We all have 'stuff' going on in our lives, mental and physical, some of it extreme and I think that happiness is available wherever we are, including in the middle of our not-moving-on-ness. Of course it fluctuates all the time, its appearance as cyclical as other emotions sparked by illness (mental and physical), grief and the relationships we have with those around us.

Sometimes it's easy to see, imbuing us with its rays from inside or outside, other times not recognised until after the moment has passed and we look back. For many, it may well feel like it's gone forever as we go through a tunnel, but at the back of the knees, or wherever it lives, I think happiness is always present, ready to pop out, even if only fleetingly.

Moments in my life where it's appeared recently have been when playing football with my son and his younger friend, who spent the whole time giggling infectiously as he scampered round my lumbering figure; swimming outside in the rain and seeing some ducks landing on the blue waters of the municipal pool; watching an episode of Graham Norton as my daughter fell asleep on me, and having a good-natured banter with colleagues at work. Flickers of happiness that boost me through the days.
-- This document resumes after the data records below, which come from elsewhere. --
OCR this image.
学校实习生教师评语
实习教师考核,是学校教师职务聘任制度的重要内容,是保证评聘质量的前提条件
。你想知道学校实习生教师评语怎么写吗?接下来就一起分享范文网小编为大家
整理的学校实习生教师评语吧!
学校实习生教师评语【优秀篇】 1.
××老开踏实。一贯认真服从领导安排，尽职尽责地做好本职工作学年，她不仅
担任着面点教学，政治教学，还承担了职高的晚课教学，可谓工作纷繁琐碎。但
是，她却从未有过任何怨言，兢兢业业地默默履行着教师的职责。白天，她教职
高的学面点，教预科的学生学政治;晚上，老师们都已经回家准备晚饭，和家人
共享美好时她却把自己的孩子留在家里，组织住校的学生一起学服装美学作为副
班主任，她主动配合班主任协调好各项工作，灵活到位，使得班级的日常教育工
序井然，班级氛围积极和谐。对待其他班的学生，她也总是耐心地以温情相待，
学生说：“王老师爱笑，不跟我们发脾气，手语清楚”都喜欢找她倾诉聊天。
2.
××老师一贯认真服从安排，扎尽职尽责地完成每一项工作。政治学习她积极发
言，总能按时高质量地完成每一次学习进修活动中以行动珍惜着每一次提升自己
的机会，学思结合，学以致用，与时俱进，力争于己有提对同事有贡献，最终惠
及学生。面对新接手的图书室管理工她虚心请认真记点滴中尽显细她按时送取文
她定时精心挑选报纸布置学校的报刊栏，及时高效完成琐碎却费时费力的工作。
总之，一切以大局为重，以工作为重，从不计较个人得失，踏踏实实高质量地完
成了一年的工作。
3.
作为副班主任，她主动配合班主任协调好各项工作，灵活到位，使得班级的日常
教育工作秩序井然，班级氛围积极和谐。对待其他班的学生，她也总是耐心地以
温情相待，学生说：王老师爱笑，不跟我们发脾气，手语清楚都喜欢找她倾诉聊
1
Achieving something out of the ordinary can make you happy too. I once mended a tap that had been switched off for months because it leaked. It involved me ordering a ceramic disk thingy online and watching how to do it on YouTube. I'm grinning inside now when I think that I, Ms D.I.Y. Disaster, did something that my male friends had said needed a professional.

So to summarise (counsel), I'd argue that happiness, or the memory of happiness, is there inside all of us in our static state and connectable at any instant; and that one facet of my ongoing recovery is seeking that connection as often as possible when the mind starts to tumble down.